Alors que la guerre en Ukraine s’enlise depuis bientôt trois ans, les diplomates occidentaux se tournent vers l’histoire contemporaine. Leur quête ? Dénicher des pistes pour sortir de l’impasse et parvenir enfin à des négociations de paix entre Kiev et Moscou. Deux précédents historiques reviennent avec insistance : l’adhésion de la RFA à l’OTAN en 1955 et la neutralité de la Finlande pendant la Guerre froide.
L’invasion russe de l’Ukraine le 24 février 2022 a plongé l’Europe dans un conflit d’une ampleur inédite depuis la Seconde Guerre mondiale. Malgré le soutien militaire et économique massif des Occidentaux à Kiev, aucune issue ne semble se dessiner. Mais l’espoir renaît avec l’élection de Donald Trump à la présidence américaine, qui promet un accord « en 24 heures ».
Le scénario « RFA 1955 » pour l’Ukraine
Anticipant de futures négociations, le président ukrainien Volodymyr Zelensky a proposé un compromis audacieux. Il appelle l’OTAN à garantir la sécurité des régions encore sous contrôle de Kiev, soit environ 82% du territoire. En contrepartie, il serait prêt à renoncer temporairement aux zones occupées par la Russie.
Ce scénario rappelle furieusement l’adhésion de la RFA à l’Alliance atlantique en 1955, régulièrement citée ces derniers mois par diplomates et experts. Intégrer l’OTAN revenait alors pour la RFA à renoncer à une réunification rapide avec la RDA voisine. Une concession territoriale en échange de garanties de sécurité limitées à la RFA, afin d’éviter une déflagration entre blocs de l’Est et de l’Ouest.

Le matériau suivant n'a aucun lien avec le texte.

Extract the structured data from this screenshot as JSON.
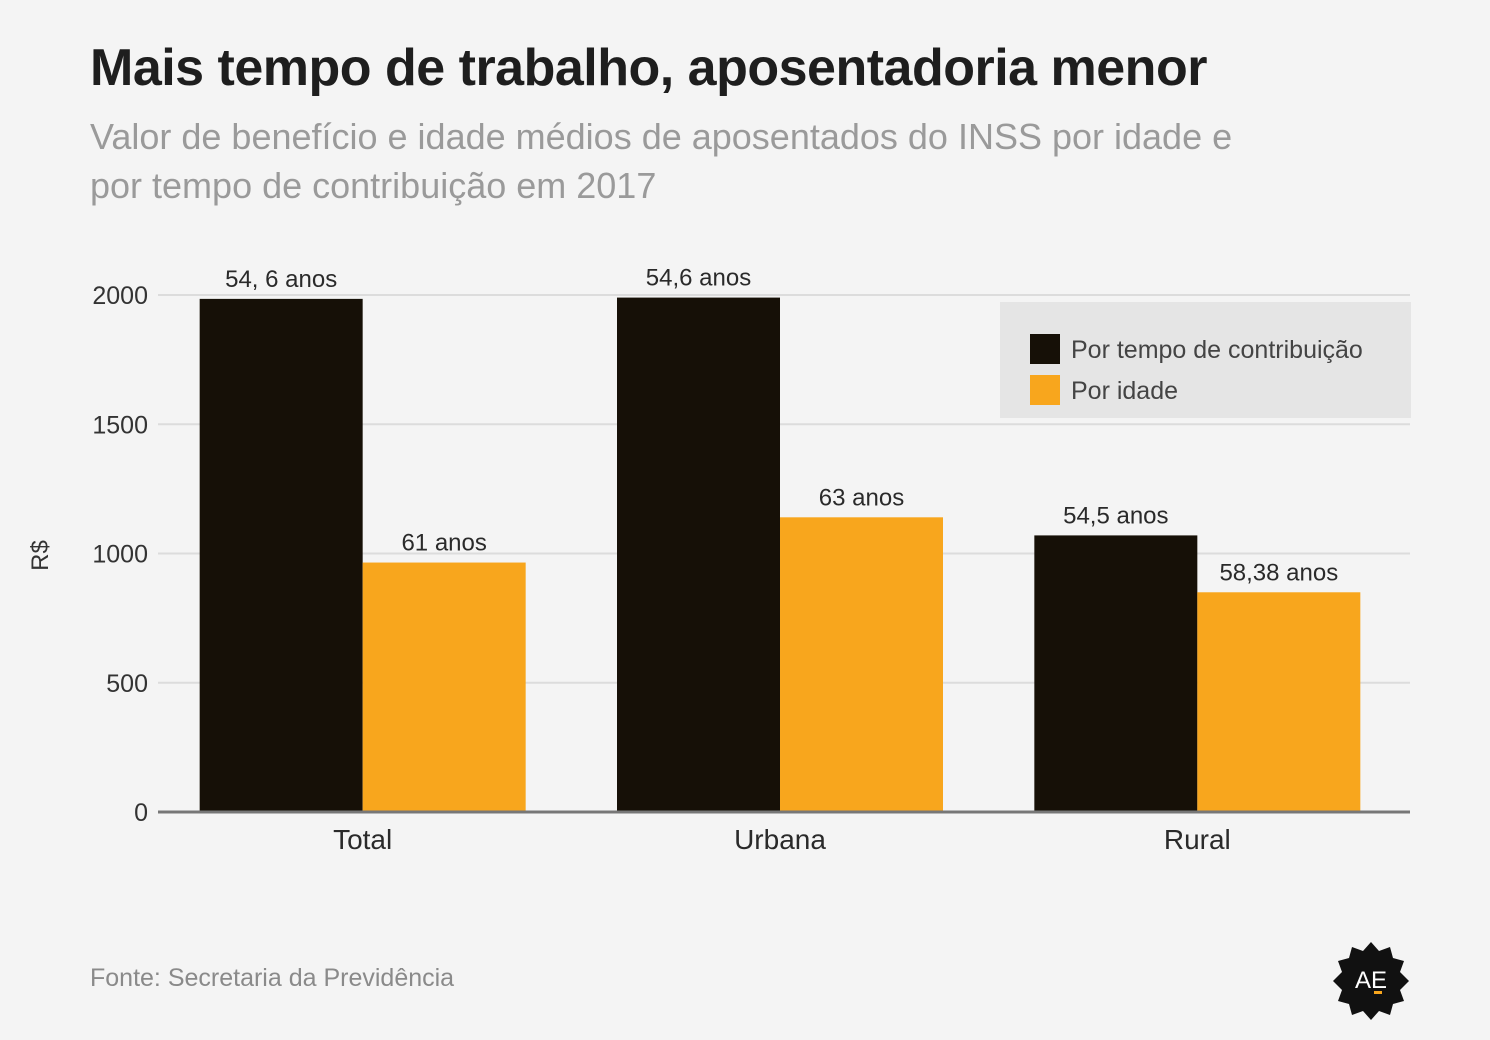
{
  "title": "Mais tempo de trabalho, aposentadoria menor",
  "subtitle": "Valor de benefício e idade médios de aposentados do INSS por idade e por tempo de contribuição em 2017",
  "source": "Fonte: Secretaria da Previdência",
  "logo_text": "AE",
  "chart_data": {
    "type": "bar",
    "categories": [
      "Total",
      "Urbana",
      "Rural"
    ],
    "series": [
      {
        "name": "Por tempo de contribuição",
        "color": "#161007",
        "values": [
          1985,
          1990,
          1070
        ],
        "labels": [
          "54, 6 anos",
          "54,6 anos",
          "54,5 anos"
        ]
      },
      {
        "name": "Por idade",
        "color": "#f8a61d",
        "values": [
          965,
          1140,
          850
        ],
        "labels": [
          "61 anos",
          "63 anos",
          "58,38 anos"
        ]
      }
    ],
    "ylabel": "R$",
    "ylim": [
      0,
      2000
    ],
    "yticks": [
      0,
      500,
      1000,
      1500,
      2000
    ],
    "grid": true,
    "legend": "top-right"
  }
}
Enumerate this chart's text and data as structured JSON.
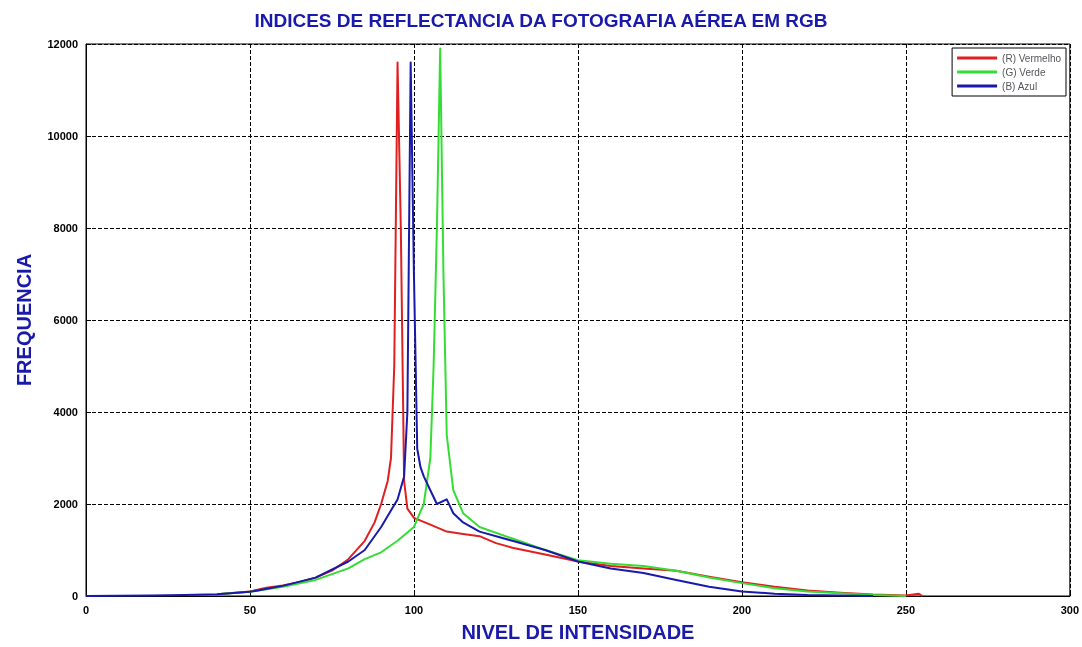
{
  "chart_data": {
    "type": "line",
    "title": "INDICES DE REFLECTANCIA DA FOTOGRAFIA AÉREA EM RGB",
    "xlabel": "NIVEL DE INTENSIDADE",
    "ylabel": "FREQUENCIA",
    "xlim": [
      0,
      300
    ],
    "xticks": [
      0,
      50,
      100,
      150,
      200,
      250,
      300
    ],
    "ylim": [
      0,
      12000
    ],
    "yticks": [
      0,
      2000,
      4000,
      6000,
      8000,
      10000,
      12000
    ],
    "grid": true,
    "legend": "top right",
    "marker": "none",
    "line_style": "solid",
    "series": [
      {
        "name": "(R) Vermelho",
        "color": "#e02020",
        "x": [
          40,
          50,
          55,
          60,
          65,
          70,
          75,
          80,
          85,
          88,
          90,
          92,
          93,
          94,
          95,
          96,
          97,
          98,
          100,
          105,
          110,
          115,
          120,
          125,
          130,
          140,
          150,
          160,
          170,
          180,
          190,
          200,
          210,
          220,
          230,
          240,
          250,
          254,
          255
        ],
        "values": [
          40,
          100,
          180,
          230,
          300,
          400,
          550,
          800,
          1200,
          1600,
          2000,
          2500,
          3000,
          5000,
          11600,
          8000,
          2500,
          1900,
          1700,
          1550,
          1400,
          1350,
          1300,
          1150,
          1050,
          900,
          750,
          650,
          600,
          550,
          420,
          300,
          200,
          120,
          70,
          30,
          10,
          50,
          0
        ]
      },
      {
        "name": "(G) Verde",
        "color": "#33dd33",
        "x": [
          40,
          50,
          60,
          70,
          80,
          85,
          90,
          95,
          100,
          103,
          105,
          106,
          107,
          108,
          109,
          110,
          112,
          115,
          120,
          130,
          140,
          150,
          160,
          170,
          180,
          190,
          200,
          210,
          220,
          230,
          240,
          250
        ],
        "values": [
          40,
          90,
          200,
          350,
          600,
          800,
          950,
          1200,
          1500,
          2000,
          3000,
          5000,
          8000,
          11900,
          7000,
          3500,
          2300,
          1800,
          1500,
          1250,
          1000,
          780,
          700,
          650,
          550,
          400,
          280,
          170,
          100,
          60,
          20,
          0
        ]
      },
      {
        "name": "(B) Azul",
        "color": "#1a1aaa",
        "x": [
          0,
          20,
          30,
          40,
          50,
          60,
          70,
          80,
          85,
          90,
          95,
          97,
          98,
          99,
          100,
          101,
          102,
          103,
          105,
          107,
          110,
          112,
          115,
          120,
          130,
          140,
          150,
          160,
          170,
          180,
          190,
          200,
          210,
          220,
          230,
          240
        ],
        "values": [
          0,
          10,
          20,
          40,
          90,
          220,
          400,
          750,
          1000,
          1500,
          2100,
          2600,
          4000,
          11600,
          7000,
          3200,
          2800,
          2600,
          2300,
          2000,
          2100,
          1800,
          1600,
          1400,
          1200,
          1000,
          750,
          600,
          500,
          350,
          200,
          100,
          50,
          20,
          10,
          0
        ]
      }
    ]
  }
}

La « finlandisation », une autre voie ?
Mais pour certains observateurs, le parallèle avec l’Ukraine présente des limites. Ils suggèrent plutôt de s’inspirer de l’expérience finlandaise après 1945. Par un traité signé en 1948 avec l’URSS, la Finlande avait accepté une stricte neutralité en échange de son indépendance.
Ce qui est très d’actualité dans l’expérience finlandaise, c’est la façon dont ce pays a construit une armée extrêmement efficace, pour que la Russie comprenne que si elle décidait de l’attaquer, la guerre serait sanglante.
John Lough, spécialiste de la Russie à Chatham House
Un modèle pour l’Ukraine de demain ? Renoncer à l’OTAN mais bâtir une défense nationale puissante, voilà qui pourrait être acceptable par Moscou tout en préservant la souveraineté de Kiev. Reste que selon les experts, aucune analogie historique n’est parfaite.
Des leçons de l’histoire à manier avec précaution
C’est une bonne chose de s’appuyer sur des analogies historiques pour réfléchir aux solutions possibles, mais elles sont souvent trompeuses.
Tuomas Forsberg, professeur en relations internationales à l’Université d’Helsinki
Car au-delà des similitudes, les différences sont profondes. En 1955, la RFA n’était pas envahie et occupée comme l’est aujourd’hui l’Ukraine. Et Staline n’avait pas pour but de soumettre toute la nation finlandaise, contrairement à Poutine avec l’Ukraine selon nombre d’analystes.
Pourtant, à défaut de fournir une solution clé en main, ces précédents historiques offrent un cadre de réflexion précieux. Ils rappellent que des compromis douloureux sont parfois nécessaires pour préserver la paix et l’essentiel. Une leçon d’humilité et de réalisme, à méditer en ces temps troublés.